Bild: Bei der Staatsanwaltschaft Bremen läuft wegen mutmaßlicher „Beihilfe …
Bremen taz | Keinerlei politische Konsequenzen hat Bremerhaven bislang aus
dem Verdacht auf massenhaften gewerblichen Sozialleistungsbetrug gezogen.

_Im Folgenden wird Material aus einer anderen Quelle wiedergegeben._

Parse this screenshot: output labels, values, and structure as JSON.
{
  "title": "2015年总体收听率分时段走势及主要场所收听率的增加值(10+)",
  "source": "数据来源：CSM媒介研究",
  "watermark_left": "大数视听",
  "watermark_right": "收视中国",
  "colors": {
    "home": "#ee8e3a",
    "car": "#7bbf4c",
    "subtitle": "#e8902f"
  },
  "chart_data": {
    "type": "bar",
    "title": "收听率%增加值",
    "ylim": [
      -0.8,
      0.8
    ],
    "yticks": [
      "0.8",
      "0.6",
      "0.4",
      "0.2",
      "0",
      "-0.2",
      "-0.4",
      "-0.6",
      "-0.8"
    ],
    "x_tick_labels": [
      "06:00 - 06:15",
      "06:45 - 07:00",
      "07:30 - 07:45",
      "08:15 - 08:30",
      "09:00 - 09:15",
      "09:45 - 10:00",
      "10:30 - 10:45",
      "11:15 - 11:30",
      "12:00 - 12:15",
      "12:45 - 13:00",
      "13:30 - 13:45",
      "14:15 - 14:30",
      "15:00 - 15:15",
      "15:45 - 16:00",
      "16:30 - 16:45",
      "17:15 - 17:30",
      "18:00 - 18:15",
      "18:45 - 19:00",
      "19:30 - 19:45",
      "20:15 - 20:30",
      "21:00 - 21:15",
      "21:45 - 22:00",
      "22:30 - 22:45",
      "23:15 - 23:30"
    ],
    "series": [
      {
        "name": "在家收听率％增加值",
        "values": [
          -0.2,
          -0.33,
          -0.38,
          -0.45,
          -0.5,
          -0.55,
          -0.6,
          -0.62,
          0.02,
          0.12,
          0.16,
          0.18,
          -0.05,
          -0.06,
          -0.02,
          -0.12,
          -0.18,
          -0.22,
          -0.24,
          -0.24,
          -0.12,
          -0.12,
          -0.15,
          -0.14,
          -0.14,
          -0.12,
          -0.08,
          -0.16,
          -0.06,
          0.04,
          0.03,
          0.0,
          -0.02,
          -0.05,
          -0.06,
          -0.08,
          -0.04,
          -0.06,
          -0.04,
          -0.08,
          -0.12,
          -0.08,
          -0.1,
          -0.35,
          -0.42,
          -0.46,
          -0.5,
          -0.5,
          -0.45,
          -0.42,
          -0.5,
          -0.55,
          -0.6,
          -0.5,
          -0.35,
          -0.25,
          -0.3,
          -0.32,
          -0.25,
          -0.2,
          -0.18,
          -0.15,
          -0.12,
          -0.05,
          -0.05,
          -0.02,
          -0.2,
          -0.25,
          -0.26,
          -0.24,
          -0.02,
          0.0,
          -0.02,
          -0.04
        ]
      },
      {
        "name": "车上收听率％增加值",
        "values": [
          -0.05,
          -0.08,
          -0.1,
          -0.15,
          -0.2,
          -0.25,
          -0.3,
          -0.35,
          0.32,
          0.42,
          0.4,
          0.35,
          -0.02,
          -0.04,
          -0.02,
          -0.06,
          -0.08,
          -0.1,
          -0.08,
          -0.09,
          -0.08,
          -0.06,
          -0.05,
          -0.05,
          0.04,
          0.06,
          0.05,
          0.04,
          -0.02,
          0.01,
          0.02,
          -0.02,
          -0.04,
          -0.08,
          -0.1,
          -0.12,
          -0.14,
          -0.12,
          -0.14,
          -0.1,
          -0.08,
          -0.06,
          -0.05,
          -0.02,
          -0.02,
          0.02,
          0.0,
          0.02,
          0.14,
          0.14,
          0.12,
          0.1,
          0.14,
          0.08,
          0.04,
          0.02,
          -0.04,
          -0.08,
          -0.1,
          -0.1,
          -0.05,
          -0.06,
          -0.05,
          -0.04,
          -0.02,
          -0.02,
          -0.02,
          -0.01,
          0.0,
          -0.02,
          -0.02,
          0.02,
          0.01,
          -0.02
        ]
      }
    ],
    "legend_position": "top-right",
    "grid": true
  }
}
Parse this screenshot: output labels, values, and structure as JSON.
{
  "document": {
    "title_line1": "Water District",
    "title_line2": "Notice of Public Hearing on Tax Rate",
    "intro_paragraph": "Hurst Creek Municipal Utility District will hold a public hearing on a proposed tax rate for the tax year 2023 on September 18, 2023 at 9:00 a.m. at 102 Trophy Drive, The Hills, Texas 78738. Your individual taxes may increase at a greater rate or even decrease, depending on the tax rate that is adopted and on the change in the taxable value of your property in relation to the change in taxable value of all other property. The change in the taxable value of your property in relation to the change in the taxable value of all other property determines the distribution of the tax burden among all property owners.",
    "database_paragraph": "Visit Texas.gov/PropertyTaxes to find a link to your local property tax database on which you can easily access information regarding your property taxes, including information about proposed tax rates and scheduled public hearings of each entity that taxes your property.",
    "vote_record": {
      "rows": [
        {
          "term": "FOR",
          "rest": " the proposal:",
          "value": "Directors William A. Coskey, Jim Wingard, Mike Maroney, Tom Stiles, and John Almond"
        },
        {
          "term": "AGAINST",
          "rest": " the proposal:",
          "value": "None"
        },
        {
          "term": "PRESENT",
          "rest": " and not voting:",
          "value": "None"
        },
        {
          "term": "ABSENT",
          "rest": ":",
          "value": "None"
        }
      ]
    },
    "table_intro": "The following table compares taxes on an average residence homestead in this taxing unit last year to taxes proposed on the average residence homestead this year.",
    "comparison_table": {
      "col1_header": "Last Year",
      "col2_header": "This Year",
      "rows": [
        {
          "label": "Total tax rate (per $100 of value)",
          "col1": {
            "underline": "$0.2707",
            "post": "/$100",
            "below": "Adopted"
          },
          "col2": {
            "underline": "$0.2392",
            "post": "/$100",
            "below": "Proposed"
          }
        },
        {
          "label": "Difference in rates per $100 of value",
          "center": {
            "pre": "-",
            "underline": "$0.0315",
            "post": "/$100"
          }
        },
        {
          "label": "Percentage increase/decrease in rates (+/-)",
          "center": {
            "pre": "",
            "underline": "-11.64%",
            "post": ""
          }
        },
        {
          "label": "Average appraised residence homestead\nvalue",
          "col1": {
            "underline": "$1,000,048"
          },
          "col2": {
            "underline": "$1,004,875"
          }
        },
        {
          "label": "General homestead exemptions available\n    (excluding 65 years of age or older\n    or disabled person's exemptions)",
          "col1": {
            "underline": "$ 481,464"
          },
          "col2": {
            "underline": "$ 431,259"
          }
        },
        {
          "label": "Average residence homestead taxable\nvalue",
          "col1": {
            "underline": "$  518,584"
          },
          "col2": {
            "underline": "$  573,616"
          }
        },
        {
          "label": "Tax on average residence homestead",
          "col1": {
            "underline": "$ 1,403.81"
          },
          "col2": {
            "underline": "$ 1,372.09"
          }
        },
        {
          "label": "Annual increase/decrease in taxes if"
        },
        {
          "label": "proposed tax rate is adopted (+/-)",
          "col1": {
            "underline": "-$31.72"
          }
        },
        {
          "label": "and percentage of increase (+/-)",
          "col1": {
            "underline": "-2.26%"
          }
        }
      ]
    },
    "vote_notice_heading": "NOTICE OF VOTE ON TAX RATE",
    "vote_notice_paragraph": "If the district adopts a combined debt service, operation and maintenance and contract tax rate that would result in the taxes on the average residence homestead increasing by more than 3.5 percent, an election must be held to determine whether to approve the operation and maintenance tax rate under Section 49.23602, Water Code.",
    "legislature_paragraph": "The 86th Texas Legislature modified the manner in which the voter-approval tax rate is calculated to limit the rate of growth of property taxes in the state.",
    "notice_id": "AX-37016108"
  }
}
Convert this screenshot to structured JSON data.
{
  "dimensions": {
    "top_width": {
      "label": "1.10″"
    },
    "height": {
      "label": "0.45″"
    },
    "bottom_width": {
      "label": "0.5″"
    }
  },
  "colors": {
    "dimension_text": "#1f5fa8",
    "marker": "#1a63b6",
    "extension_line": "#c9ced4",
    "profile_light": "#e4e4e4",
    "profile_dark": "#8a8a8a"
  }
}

Das sagte der Sozialdezernent Klaus Rosche (SPD) in der ersten Sitzung des
parlamentarischen Untersuchungsausschusses. Er schob jegliche Verantwortung
auf das Jobcenter Bremerhaven. Bei den Parlamentariern lösten Teile seiner
Aussagen Entsetzen aus: „Der Magistrat fühlt sich anscheinend nicht
zuständig, wenn massenhaft Sozialbetrug geschieht. Das ist schon krass“,
sagte der Ausschussvorsitzende Nelson Janßen (Die Linke). Sein
Stellvertreter Thomas von Bruch (CDU) sagte: „Ich bin entsetzt über das
Ausmaß der Ahnungslosigkeit.“
Der Untersuchungsausschuss soll den massenhaften und mutmaßlich gewerblich
organisierten Sozialbetrug in Bremerhaven aufklären. Die Staatsanwaltschaft
Bremen ermittelt gegen den Bürgerschaftsabgeordneten Patrick Öztürk, dessen
Vater und Bruder sowie einen Dolmetscher. Sie sollen über Vereine
EU-BürgerInnen mit Scheinarbeitsverträgen ausgestattet, ihnen
Schrottimmobilien vermietet und so ein Ausbeutungssystem geschaffen haben.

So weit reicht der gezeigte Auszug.